Lucie Simone: I love having cake at family gatherings. I don’t get to see my family very often as they live on the other side of the country, but when we get together (usually for holidays like Thanksgiving or Christmas), a banquet table full of desserts is a must! And hopefully there is a chocolate cake in there somewhere!
BE: What do you like about writing short stories?
SW: I don’t write many short stories, I’m usually too busy with novels, but I so enjoyed writing my story for Petit Four. I found the short story so much more manageable than a huge novel and could see the light at the end of the tunnel far sooner. And as it was about two of my favorite subjects: love and cake, it was a pleasure. To write a novel you have to remember what has gone before, and it can be time consuming going back over the parts you’ve already written and trying to keep everyone in character. A novel can be an unwieldy thing to control and keep track of, but a short story is so much more manageable. That said, the short story is an art form all of its own, and one has to be succinct and make every word count. I see a novel as a lovely big chocolate fudge cake to work my way steadily through, whereas a short story is like a delicious cupcake, and each mouthful has meaning!

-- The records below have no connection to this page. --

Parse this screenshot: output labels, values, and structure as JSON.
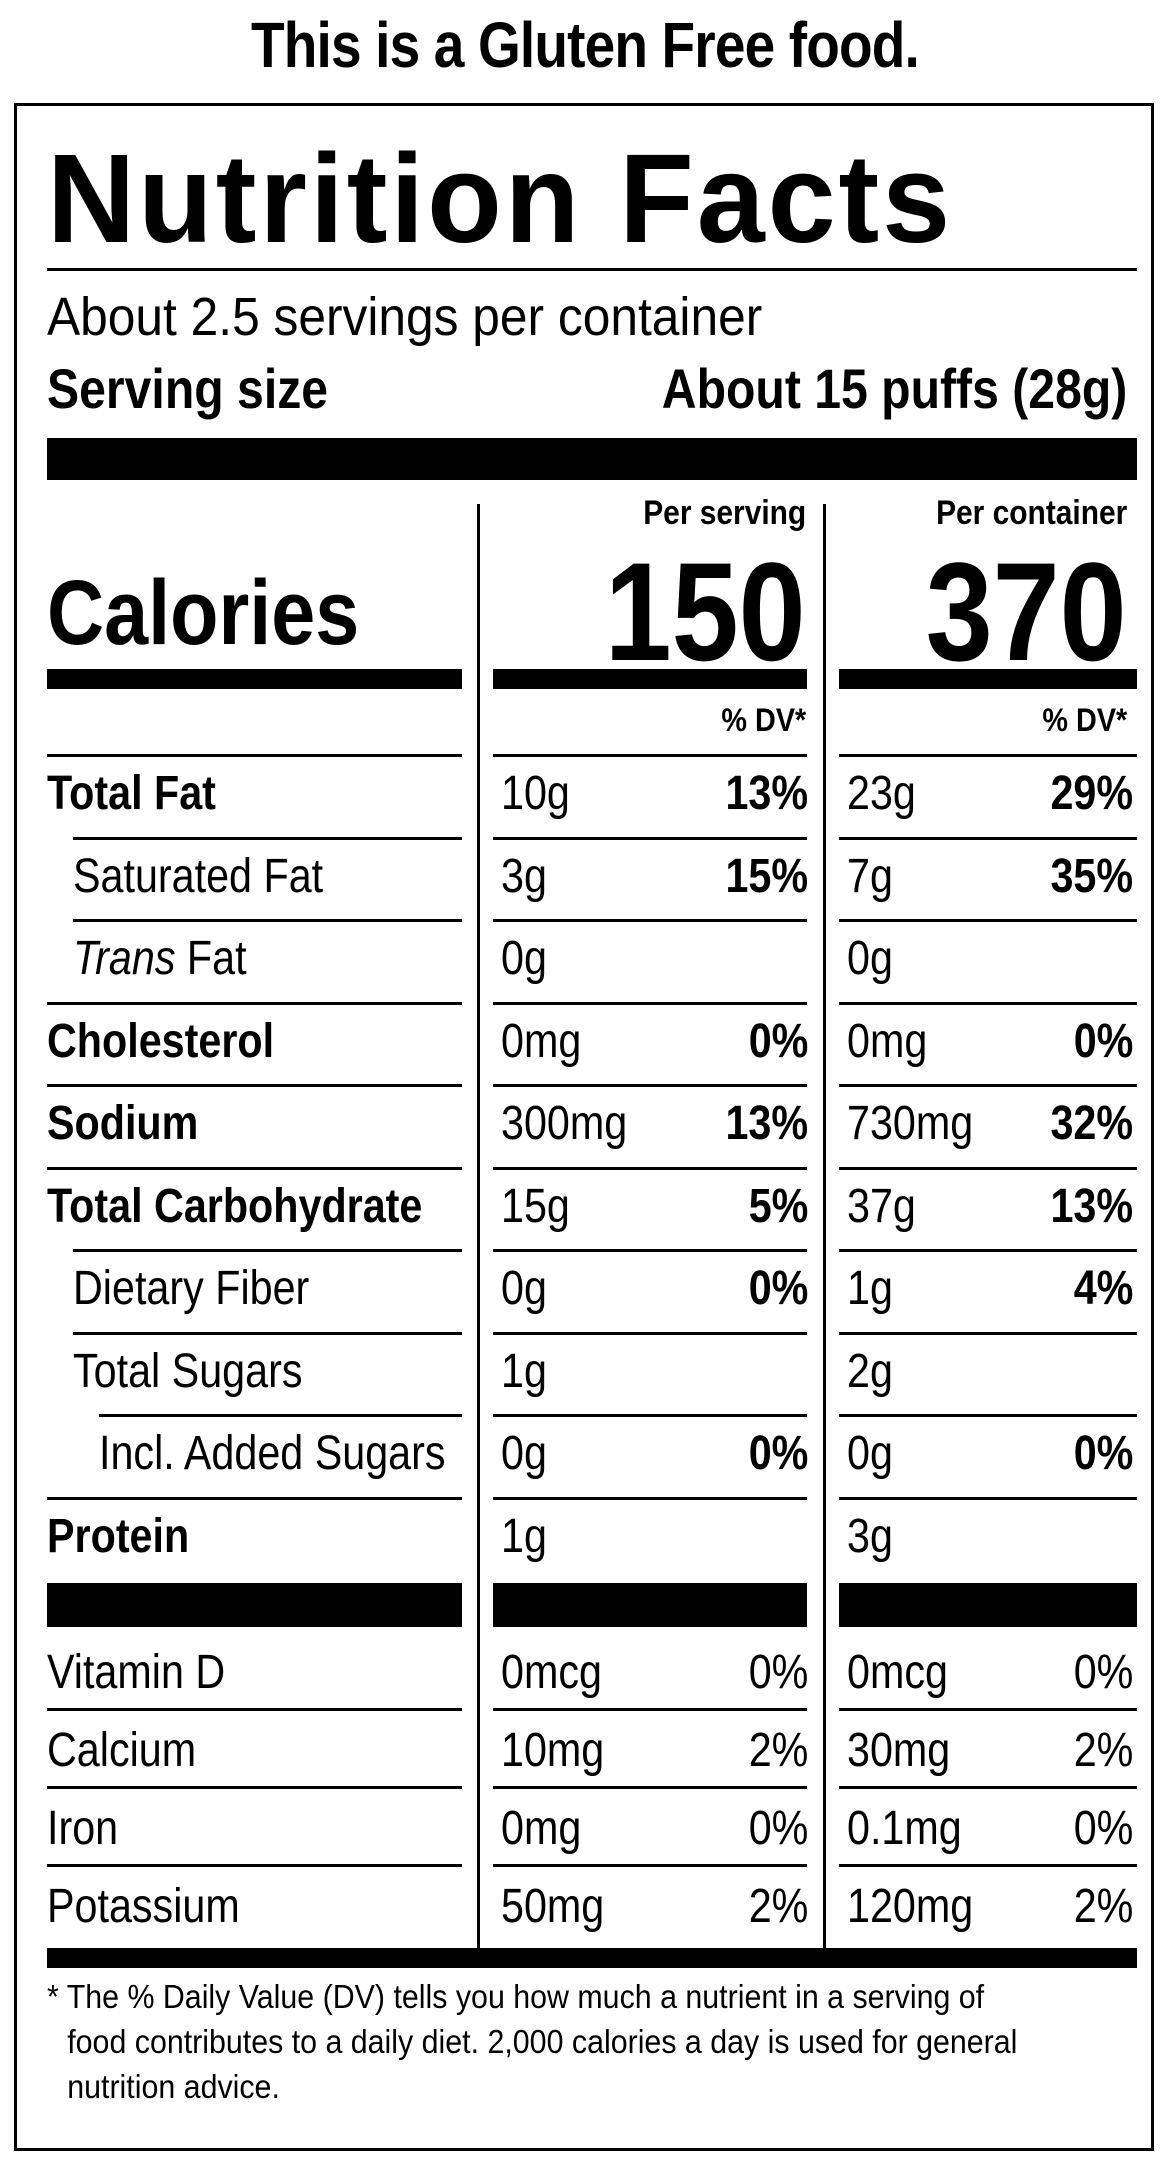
{
  "header": {
    "text": "This is a Gluten Free food."
  },
  "label": {
    "title": "Nutrition Facts",
    "servings_per_container": "About 2.5 servings per container",
    "serving_size_label": "Serving size",
    "serving_size_value": "About 15 puffs (28g)",
    "columns": {
      "per_serving": "Per serving",
      "per_container": "Per container"
    },
    "calories": {
      "label": "Calories",
      "per_serving": "150",
      "per_container": "370"
    },
    "dv_header": "% DV*",
    "nutrients": [
      {
        "name": "Total Fat",
        "serving_amt": "10g",
        "serving_dv": "13%",
        "container_amt": "23g",
        "container_dv": "29%"
      },
      {
        "name": "Saturated Fat",
        "serving_amt": "3g",
        "serving_dv": "15%",
        "container_amt": "7g",
        "container_dv": "35%"
      },
      {
        "name_italic": "Trans",
        "name_rest": " Fat",
        "serving_amt": "0g",
        "serving_dv": "",
        "container_amt": "0g",
        "container_dv": ""
      },
      {
        "name": "Cholesterol",
        "serving_amt": "0mg",
        "serving_dv": "0%",
        "container_amt": "0mg",
        "container_dv": "0%"
      },
      {
        "name": "Sodium",
        "serving_amt": "300mg",
        "serving_dv": "13%",
        "container_amt": "730mg",
        "container_dv": "32%"
      },
      {
        "name": "Total Carbohydrate",
        "serving_amt": "15g",
        "serving_dv": "5%",
        "container_amt": "37g",
        "container_dv": "13%"
      },
      {
        "name": "Dietary Fiber",
        "serving_amt": "0g",
        "serving_dv": "0%",
        "container_amt": "1g",
        "container_dv": "4%"
      },
      {
        "name": "Total Sugars",
        "serving_amt": "1g",
        "serving_dv": "",
        "container_amt": "2g",
        "container_dv": ""
      },
      {
        "name": "Incl. Added Sugars",
        "serving_amt": "0g",
        "serving_dv": "0%",
        "container_amt": "0g",
        "container_dv": "0%"
      },
      {
        "name": "Protein",
        "serving_amt": "1g",
        "serving_dv": "",
        "container_amt": "3g",
        "container_dv": ""
      }
    ],
    "vitamins": [
      {
        "name": "Vitamin D",
        "serving_amt": "0mcg",
        "serving_dv": "0%",
        "container_amt": "0mcg",
        "container_dv": "0%"
      },
      {
        "name": "Calcium",
        "serving_amt": "10mg",
        "serving_dv": "2%",
        "container_amt": "30mg",
        "container_dv": "2%"
      },
      {
        "name": "Iron",
        "serving_amt": "0mg",
        "serving_dv": "0%",
        "container_amt": "0.1mg",
        "container_dv": "0%"
      },
      {
        "name": "Potassium",
        "serving_amt": "50mg",
        "serving_dv": "2%",
        "container_amt": "120mg",
        "container_dv": "2%"
      }
    ],
    "footnote_line1": "* The % Daily Value (DV) tells you how much a nutrient in a serving of",
    "footnote_line2": "food contributes to a daily diet. 2,000 calories a day is used for general",
    "footnote_line3": "nutrition advice."
  }
}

JZ: I've always loved reading short stories because of the way you get quickly drawn into a world and its characters, and then you get to follow it to its conclusion relatively fast. I rarely get the chance to read for hours and hours and finish a novel in one or two sittings. So it's great to be able to invest a short period of time with a story and get rewarded with seeing it through to the end. I think the same thing is true when it comes to writing short stories.
CA: I like that you have to find the heart of your story right away. You have less time and space to create a character that the reader will know, so every sentence counts and every moment matters.

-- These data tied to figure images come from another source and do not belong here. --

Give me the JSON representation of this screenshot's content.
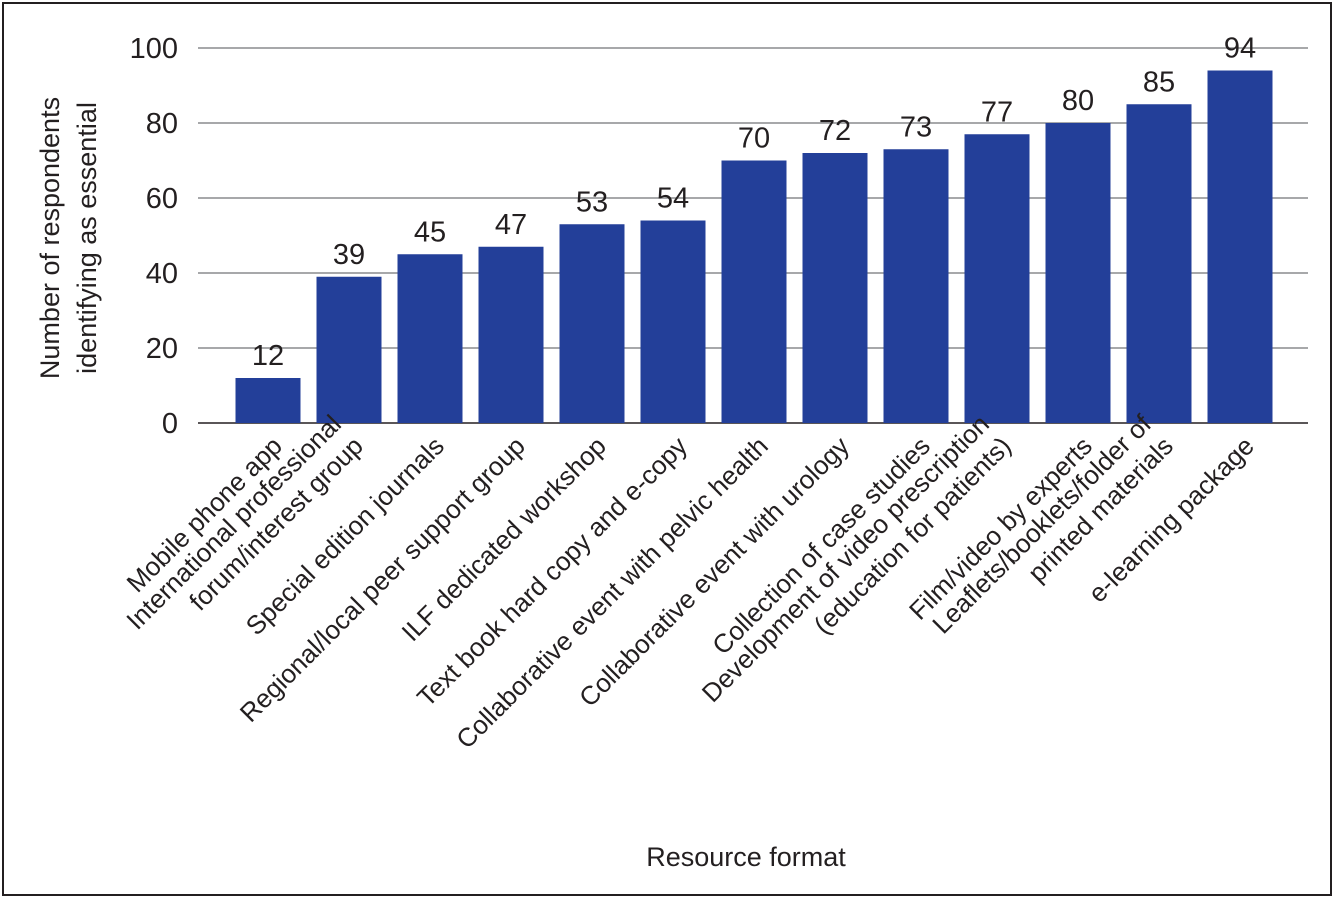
{
  "chart_data": {
    "type": "bar",
    "title": "",
    "xlabel": "Resource format",
    "ylabel_lines": [
      "Number of respondents",
      "identifying as essential"
    ],
    "ylim": [
      0,
      100
    ],
    "yticks": [
      "0",
      "20",
      "40",
      "60",
      "80",
      "100"
    ],
    "ytick_values": [
      0,
      20,
      40,
      60,
      80,
      100
    ],
    "grid": true,
    "bar_color": "#233f99",
    "grid_color": "#8a8c8e",
    "text_color": "#231f20",
    "categories": [
      [
        "Mobile phone app"
      ],
      [
        "International professional",
        "forum/interest group"
      ],
      [
        "Special edition journals"
      ],
      [
        "Regional/local peer support group"
      ],
      [
        "ILF dedicated workshop"
      ],
      [
        "Text book hard copy and e-copy"
      ],
      [
        "Collaborative event with pelvic health"
      ],
      [
        "Collaborative event with urology"
      ],
      [
        "Collection of case studies"
      ],
      [
        "Development of video prescription",
        "(education for patients)"
      ],
      [
        "Film/video by experts"
      ],
      [
        "Leaflets/booklets/folder of",
        "printed materials"
      ],
      [
        "e-learning package"
      ]
    ],
    "values": [
      12,
      39,
      45,
      47,
      53,
      54,
      70,
      72,
      73,
      77,
      80,
      85,
      94
    ],
    "value_labels": [
      "12",
      "39",
      "45",
      "47",
      "53",
      "54",
      "70",
      "72",
      "73",
      "77",
      "80",
      "85",
      "94"
    ]
  }
}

LS: I like writing short stories because it allows me to explore different subject matters and even genres before launching into a full length novel. In fact, “Aprez Vous” marks my first foray into Women’s Fiction (as opposed to Chick Lit). It was fun, but challenging to find the right voice for that particular story.

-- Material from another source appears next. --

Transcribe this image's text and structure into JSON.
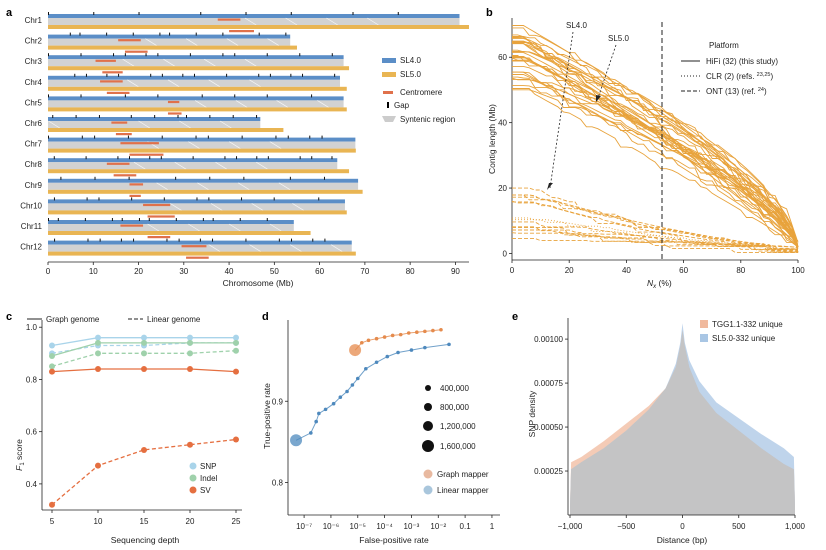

BE: Where do you find your inspiration?
SW: I find my inspiration from daily life. I write from home, and I spend much of the day alone at my desk so rely on friends and family who are always a great inspiration. We laugh a lot, and I often find myself jotting down lines they say and situations we find ourselves in, and then they turn up in one of my books. My recent Christmas novel, Snow Angels, Secrets and Christmas Cake, was inspired by two friends of mine who are both sisters and celebrate Christmas in very different ways. I also take inspiration from TV. I LOVE reality shows, and I think the wannabe actress in me likes to get inside people’s skins and imagine other, very different lives.
JZ: I'm constantly finding inspiration from the people and experiences I encounter in my life. I've also always been someone who has a natural curiosity and very active imagination and if you mix that in with my love and talent for daydreaming, I have no problem coming up with ideas. The bigger issue for me is finding the time and having the discipline to follow through on them.
CA: I find my inspiration from life. My life, reading articles in magazines, talking to friends or overhearing a conversation somewhere. It's endless!
LS: I daydream all the time. Ever since I was a little kid, I’ve been filling the quiet moments of my days with a very vivid imagination. While brushing my teeth, cooking dinner, or folding laundry, you can bet my mind is busy dreaming up fictional storylines and new characters to explore. But sometimes I’m inspired by my own life and the people who populate it. My first novel, Hollywood Ending, was very much taken from my own experiences living in Los Angeles. My second novel, Picture Perfect, however, originated solely in my imagination.